Barring a surprise package from Providence this season, the Hoosiers won’t have much to speak of from out-of-conference play on their NCAA tournament resume. If anything, there’s pressure on them now to take care with the rest of their nonconference slate, because none of those games are losable.
The Big Ten, however, provides ample opportunity.
Shaping up as one of the top three conferences in the country this season, alongside the Big 12 and the SEC, the Big Ten has 16 of its 18 teams ranked No. 76 or better in Ken Pomeroy’s national ratings. Six of those are ranked in the top 25, and 11 in the top 50 (Indiana is just outside that group, at No. 52, nationally).

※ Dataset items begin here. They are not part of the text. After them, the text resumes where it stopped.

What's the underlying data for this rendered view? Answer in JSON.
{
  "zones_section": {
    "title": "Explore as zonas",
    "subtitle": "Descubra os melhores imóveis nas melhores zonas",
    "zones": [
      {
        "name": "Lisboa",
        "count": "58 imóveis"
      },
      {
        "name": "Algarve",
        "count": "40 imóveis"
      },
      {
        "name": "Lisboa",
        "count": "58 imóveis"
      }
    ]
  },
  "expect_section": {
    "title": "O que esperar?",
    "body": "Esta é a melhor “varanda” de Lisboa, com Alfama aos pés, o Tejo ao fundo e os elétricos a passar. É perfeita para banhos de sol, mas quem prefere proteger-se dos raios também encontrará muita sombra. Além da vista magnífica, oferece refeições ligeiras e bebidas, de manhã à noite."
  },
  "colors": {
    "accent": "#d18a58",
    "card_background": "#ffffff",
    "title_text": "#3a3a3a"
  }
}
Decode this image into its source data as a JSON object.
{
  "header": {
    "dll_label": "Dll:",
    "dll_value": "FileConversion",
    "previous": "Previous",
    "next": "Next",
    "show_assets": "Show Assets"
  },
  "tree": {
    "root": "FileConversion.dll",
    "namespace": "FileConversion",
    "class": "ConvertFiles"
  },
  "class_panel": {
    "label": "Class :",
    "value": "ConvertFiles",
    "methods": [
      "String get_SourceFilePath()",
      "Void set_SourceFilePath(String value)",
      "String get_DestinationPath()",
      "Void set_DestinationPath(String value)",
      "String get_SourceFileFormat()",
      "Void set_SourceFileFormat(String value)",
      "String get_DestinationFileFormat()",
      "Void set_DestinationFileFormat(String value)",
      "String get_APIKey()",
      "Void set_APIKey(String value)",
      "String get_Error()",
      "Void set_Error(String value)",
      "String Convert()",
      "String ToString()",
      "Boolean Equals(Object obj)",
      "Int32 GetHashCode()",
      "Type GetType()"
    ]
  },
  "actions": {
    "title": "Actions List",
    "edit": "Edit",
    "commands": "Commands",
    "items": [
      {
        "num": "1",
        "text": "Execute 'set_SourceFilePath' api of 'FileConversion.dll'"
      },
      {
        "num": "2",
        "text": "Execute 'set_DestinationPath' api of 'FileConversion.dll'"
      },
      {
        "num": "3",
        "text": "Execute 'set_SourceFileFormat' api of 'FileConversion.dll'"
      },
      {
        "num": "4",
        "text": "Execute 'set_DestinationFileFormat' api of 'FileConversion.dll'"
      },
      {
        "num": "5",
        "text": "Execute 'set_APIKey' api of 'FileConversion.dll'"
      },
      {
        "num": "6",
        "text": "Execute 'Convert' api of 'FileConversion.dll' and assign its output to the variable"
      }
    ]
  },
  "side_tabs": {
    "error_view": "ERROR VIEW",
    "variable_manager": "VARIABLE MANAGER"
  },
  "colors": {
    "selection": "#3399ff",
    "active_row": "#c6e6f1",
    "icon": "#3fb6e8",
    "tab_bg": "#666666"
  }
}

Parity looks like the order of the day for now, in the nation’s largest conference, and that means most nights — home and away — will present chances for quality wins. Chances that, as they come, IU must seize.
Mike Woodson’s history
This is limited to Indiana, understand. It’s difficult to compare a college season to an NBA campaign.
But in each of his first three seasons, Woodson’s teams played their best basketball sometime between the end of January and early March. If that trend holds, this team may yet improve in the ways necessary to do the same.
IU puts its best ball on the floor in its final 9-10 games in Woodson’s first season. It found its stride in a 10-3 stretch from mid-January to late February the next year. Last season is an outlier in multiple ways, but the Hoosiers did win five in a row running into the Big Ten tournament quarterfinal, before they were rudely dismissed by Nebraska.
History does not guarantee the future. And nothing about this team’s potential guarantees its success. Indiana learned that the hard way in Atlantis this week.
But the season remains long, as does the runway for IU to land this proverbial plane. If Woodson and his players can learn from their failings in The Bahamas, there is time yet to make it right.